Good article. A couple of thoughts:

(1) The problem this essay lays out starts because the Church does not investigate itself. It's not that the Church doesn't have the expertise--common sense and basic morality are enough-- but it doesn't have the will. In a presbyterian system like 10th's,the Presbytery is supposed to do it, and there was something done there, but it wasn't complete. Why didn't 10th pay the Presbytery to investigate thoroughly? But in an independent megachurch, there's no presbytery, no bishop to call in.

(2) Sometimes the Presbytery is corrupt too. Or the church is independent. The Church, capital C, can still help. 10th coul have asked some other local church to investigate, and could even have paid them.

(3) The essay properly notes that the "scope" of investigations is controlled by the church being investigated. They can say "Investigate Pastor Smith", but prevent the investigator from investing Smith's successor, Pastor Brown, when the investigator finds that Brown is even worse.

(4) Even if the consulting firm doing the investigation is truly independent, there is a problem. y "truly independent" I mean they can ask any questions, see any documents, and publish their report unedited by the church. Even then, however, the consultants are paid by the church being investigated.
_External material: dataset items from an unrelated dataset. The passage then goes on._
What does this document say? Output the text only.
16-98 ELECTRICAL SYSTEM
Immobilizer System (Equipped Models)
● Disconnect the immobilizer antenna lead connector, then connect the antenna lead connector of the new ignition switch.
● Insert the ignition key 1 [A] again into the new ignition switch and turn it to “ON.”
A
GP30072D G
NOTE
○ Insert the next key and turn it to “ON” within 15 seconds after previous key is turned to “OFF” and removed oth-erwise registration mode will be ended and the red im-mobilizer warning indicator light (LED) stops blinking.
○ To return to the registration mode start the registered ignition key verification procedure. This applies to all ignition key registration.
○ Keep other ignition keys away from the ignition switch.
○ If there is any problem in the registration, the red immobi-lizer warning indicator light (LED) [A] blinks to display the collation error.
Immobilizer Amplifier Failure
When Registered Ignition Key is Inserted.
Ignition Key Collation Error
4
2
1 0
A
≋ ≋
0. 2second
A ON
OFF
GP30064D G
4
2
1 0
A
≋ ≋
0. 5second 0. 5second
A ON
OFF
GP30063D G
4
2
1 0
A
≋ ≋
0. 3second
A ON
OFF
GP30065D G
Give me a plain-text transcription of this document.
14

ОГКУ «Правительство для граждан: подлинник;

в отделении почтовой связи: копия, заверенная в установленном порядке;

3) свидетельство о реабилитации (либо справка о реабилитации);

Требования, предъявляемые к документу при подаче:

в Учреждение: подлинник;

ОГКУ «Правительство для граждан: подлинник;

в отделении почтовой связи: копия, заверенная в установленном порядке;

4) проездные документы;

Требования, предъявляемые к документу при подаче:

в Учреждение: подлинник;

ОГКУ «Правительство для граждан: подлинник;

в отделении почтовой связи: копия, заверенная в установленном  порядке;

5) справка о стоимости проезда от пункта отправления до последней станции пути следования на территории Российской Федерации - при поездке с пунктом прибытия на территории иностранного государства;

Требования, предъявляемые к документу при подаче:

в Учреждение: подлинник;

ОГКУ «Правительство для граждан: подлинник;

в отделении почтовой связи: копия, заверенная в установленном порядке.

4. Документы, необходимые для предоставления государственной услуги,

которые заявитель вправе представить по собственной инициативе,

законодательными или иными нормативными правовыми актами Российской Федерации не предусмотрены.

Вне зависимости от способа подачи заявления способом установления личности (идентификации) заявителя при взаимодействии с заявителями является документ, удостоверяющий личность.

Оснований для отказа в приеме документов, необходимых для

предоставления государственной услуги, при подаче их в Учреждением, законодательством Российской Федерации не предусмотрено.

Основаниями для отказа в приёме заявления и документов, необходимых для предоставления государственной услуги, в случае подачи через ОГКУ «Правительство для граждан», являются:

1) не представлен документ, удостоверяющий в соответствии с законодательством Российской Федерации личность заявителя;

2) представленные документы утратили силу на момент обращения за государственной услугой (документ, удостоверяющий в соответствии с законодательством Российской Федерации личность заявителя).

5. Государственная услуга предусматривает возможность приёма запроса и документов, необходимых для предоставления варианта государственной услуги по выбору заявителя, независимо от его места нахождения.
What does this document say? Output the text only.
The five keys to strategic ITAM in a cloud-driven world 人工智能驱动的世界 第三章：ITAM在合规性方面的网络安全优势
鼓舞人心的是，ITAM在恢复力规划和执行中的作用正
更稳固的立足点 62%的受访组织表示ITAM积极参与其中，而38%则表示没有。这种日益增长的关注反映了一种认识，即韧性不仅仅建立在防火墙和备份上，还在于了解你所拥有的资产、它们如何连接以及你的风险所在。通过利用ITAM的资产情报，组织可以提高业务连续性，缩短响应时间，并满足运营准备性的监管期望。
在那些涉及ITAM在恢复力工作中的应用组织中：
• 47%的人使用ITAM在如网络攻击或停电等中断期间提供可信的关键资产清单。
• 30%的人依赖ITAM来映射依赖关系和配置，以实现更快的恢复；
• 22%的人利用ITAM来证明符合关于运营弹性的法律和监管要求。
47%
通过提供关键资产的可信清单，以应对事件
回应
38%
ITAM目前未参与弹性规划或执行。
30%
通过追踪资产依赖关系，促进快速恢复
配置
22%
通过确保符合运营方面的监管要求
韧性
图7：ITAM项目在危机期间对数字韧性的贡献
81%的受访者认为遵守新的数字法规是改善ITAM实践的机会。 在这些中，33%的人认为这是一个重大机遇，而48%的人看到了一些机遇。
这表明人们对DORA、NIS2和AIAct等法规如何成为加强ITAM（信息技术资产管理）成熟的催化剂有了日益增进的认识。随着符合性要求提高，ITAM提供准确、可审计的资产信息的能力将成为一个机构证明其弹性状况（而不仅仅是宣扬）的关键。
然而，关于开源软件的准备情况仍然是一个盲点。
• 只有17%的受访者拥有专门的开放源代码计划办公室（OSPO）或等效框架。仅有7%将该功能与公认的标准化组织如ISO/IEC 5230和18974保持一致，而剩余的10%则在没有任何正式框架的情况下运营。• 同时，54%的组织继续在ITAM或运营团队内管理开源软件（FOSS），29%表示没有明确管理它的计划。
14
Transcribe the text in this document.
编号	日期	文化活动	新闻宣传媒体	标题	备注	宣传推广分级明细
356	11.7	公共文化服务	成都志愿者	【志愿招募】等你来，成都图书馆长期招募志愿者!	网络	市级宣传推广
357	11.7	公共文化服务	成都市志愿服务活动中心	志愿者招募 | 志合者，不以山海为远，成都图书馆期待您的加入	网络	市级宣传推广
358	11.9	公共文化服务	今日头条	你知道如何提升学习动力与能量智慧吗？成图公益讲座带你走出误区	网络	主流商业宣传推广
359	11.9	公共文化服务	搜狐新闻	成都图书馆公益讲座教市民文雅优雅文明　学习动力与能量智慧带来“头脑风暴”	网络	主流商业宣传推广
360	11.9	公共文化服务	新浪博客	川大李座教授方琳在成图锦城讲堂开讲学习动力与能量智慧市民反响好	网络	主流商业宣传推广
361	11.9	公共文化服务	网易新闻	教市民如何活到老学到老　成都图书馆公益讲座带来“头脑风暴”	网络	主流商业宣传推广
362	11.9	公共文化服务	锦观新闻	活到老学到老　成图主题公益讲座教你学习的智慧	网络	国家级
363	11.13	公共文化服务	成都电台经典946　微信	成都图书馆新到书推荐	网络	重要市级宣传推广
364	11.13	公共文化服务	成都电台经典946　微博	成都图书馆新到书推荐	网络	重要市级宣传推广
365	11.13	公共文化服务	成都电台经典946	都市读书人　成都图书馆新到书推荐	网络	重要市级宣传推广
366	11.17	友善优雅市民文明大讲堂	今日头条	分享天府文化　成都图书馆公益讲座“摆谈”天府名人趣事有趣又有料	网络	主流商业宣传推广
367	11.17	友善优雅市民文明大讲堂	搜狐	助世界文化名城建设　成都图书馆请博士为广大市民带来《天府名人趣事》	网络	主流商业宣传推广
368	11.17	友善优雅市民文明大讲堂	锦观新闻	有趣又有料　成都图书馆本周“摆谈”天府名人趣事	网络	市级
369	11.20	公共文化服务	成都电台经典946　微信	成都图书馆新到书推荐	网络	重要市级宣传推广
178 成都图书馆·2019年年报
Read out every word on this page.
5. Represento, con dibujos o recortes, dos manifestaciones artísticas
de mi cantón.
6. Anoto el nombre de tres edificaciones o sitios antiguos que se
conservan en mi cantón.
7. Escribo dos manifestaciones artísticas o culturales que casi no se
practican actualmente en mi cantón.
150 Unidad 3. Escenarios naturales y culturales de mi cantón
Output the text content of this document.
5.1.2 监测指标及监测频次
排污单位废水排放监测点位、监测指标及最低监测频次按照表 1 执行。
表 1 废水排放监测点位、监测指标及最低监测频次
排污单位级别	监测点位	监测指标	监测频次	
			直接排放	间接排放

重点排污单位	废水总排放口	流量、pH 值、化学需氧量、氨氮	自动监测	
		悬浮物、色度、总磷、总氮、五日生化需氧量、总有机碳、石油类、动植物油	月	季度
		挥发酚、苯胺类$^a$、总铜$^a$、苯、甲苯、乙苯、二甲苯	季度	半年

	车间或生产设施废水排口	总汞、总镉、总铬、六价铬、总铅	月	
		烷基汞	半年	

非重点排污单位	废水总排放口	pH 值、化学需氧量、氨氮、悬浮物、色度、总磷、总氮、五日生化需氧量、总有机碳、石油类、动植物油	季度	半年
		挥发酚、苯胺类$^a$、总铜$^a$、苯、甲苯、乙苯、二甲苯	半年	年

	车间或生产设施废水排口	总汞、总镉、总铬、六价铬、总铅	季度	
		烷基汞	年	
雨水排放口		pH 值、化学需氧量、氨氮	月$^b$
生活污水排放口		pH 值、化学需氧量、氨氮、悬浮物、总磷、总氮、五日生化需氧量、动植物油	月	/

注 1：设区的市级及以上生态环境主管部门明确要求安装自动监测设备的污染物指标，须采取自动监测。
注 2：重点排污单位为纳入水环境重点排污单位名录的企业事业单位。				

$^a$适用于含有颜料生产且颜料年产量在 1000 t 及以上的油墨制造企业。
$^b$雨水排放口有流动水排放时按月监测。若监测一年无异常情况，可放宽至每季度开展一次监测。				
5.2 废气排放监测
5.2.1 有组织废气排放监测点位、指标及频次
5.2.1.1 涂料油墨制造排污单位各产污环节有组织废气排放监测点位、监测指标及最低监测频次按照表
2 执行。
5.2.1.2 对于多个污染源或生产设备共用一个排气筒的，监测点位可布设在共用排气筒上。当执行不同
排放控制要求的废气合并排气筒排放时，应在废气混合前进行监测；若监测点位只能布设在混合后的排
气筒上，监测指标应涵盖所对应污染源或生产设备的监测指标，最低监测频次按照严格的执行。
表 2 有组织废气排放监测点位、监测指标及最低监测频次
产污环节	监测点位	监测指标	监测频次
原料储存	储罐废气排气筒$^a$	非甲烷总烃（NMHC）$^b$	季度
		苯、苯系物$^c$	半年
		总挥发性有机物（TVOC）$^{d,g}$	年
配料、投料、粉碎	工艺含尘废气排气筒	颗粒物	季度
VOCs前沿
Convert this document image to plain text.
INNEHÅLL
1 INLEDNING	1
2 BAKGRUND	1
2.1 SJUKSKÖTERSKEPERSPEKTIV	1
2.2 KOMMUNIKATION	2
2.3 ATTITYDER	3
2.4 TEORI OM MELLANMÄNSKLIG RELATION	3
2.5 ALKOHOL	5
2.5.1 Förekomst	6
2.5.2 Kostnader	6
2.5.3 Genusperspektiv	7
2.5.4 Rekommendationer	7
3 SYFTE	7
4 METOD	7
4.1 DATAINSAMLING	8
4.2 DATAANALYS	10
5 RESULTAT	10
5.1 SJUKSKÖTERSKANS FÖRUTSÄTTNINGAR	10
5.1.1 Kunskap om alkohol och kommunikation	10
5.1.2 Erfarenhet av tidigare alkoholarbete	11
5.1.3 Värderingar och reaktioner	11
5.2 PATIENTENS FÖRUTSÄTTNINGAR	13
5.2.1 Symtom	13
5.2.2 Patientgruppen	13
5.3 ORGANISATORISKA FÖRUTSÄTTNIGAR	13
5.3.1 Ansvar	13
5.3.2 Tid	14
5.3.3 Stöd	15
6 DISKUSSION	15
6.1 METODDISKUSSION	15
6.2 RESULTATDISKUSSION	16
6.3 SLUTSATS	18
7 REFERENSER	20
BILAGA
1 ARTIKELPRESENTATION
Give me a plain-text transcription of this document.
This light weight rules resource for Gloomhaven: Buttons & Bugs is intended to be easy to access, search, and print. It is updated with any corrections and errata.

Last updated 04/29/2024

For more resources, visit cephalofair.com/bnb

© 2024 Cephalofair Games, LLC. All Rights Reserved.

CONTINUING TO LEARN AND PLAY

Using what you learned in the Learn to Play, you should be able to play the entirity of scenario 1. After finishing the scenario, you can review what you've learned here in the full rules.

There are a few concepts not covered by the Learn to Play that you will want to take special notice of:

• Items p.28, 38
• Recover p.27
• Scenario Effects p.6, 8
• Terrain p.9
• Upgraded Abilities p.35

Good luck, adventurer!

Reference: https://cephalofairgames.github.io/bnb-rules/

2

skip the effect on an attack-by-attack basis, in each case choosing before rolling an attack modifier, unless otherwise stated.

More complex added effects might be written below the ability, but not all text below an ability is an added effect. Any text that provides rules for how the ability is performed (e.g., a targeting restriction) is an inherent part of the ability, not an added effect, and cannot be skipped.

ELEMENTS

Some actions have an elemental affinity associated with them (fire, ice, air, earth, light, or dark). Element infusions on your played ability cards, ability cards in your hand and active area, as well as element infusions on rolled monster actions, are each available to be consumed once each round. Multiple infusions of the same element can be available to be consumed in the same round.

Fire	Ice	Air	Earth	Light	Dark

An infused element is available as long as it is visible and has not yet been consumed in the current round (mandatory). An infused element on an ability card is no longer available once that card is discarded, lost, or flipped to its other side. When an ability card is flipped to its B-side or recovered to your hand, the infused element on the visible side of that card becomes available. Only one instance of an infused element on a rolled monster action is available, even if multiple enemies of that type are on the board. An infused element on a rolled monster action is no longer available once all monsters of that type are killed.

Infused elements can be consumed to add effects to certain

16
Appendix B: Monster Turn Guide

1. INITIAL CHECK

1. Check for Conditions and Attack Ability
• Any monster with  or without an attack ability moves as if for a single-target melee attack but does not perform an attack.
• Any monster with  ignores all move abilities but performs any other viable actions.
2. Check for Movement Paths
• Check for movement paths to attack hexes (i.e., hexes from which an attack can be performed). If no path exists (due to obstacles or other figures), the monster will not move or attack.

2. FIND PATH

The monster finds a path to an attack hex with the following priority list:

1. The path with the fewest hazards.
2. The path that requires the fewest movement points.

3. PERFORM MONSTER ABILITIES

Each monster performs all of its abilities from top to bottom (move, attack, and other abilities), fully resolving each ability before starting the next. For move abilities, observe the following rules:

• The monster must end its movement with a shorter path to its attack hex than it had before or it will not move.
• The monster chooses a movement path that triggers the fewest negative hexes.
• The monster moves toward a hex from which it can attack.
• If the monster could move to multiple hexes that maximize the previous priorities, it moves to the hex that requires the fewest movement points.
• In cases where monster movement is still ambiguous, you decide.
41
That's fine for the particular investigation--- the money is paid before the report is done. But think about future investigations. What church is going to hire a consultant who got the entire staff of another church fired for malfeasance? The consulting firm will be very tempted to go easy, and to limit damage, in order to get future business.

Thus, if a consulting firm *is* to be used for expertise or something, it should not be paid for or selected by the church being investigated; it should be paid by the presbytery or bishop or church called in as a helper.